Chemical distance in graphs of polynomial growth

TL;DR

This paper establishes bounds on the chemical distance in transitive graphs of polynomial growth and Cayley graphs near critical percolation, demonstrating Lipschitz continuity of time constants in supercritical regimes.

Contribution

It proves an Antal-Pisztora type theorem for polynomial growth graphs and extends results to Cayley graphs, also showing Lipschitz continuity of chemical distance time constants.

Findings

Chemical distance is linearly bounded by graph distance with high probability.

Results apply to Cayley graphs of finitely presented groups near p=1.

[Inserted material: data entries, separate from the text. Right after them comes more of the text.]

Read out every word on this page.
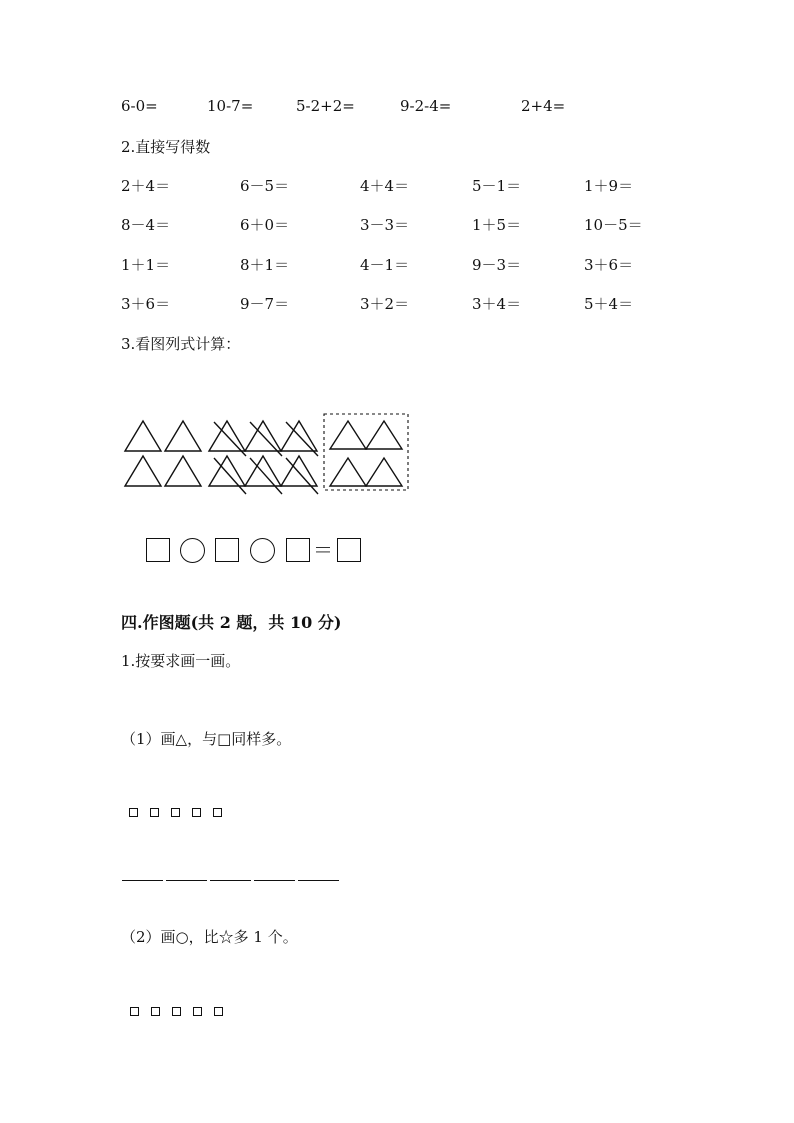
6-0=	10-7=	5-2+2=	9-2-4=	2+4=
2.直接写得数
2＋4＝	6－5＝	4＋4＝	5－1＝	1＋9＝
8－4＝	6＋0＝	3－3＝	1＋5＝	10－5＝
1＋1＝	8＋1＝	4－1＝	9－3＝	3＋6＝
3＋6＝	9－7＝	3＋2＝	3＋4＝	5＋4＝
3.看图列式计算：
＝
四.作图题(共 2 题，共 10 分)
1.按要求画一画。
（1）画△，与□同样多。
（2）画○，比☆多 1 个。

Time constants are Lipschitz continuous in p above p_c.

Abstract

We prove an Antal-Pisztora type theorem for transitive graphs of polynomial growth. That is, we show that if $G$ is a transitive graph of polynomial growth and $p > p_c(G)$, then for any two sites $x, y$ of $G$ which are connected by a $p$-open path, the chemical distance from $x$ to $y$ is at most a constant times the original graph distance, except with probability exponentially small in the distance from $x$ to $y$. We also prove a similar theorem for general Cayley graphs of finitely presented groups, for $p$ sufficiently close to 1. Lastly, we show that all time constants for the chemical distance on the infinite supercritical cluster of a transitive graph of polynomial growth are Lipschitz continuous as a function of $p$ away from $p_c$.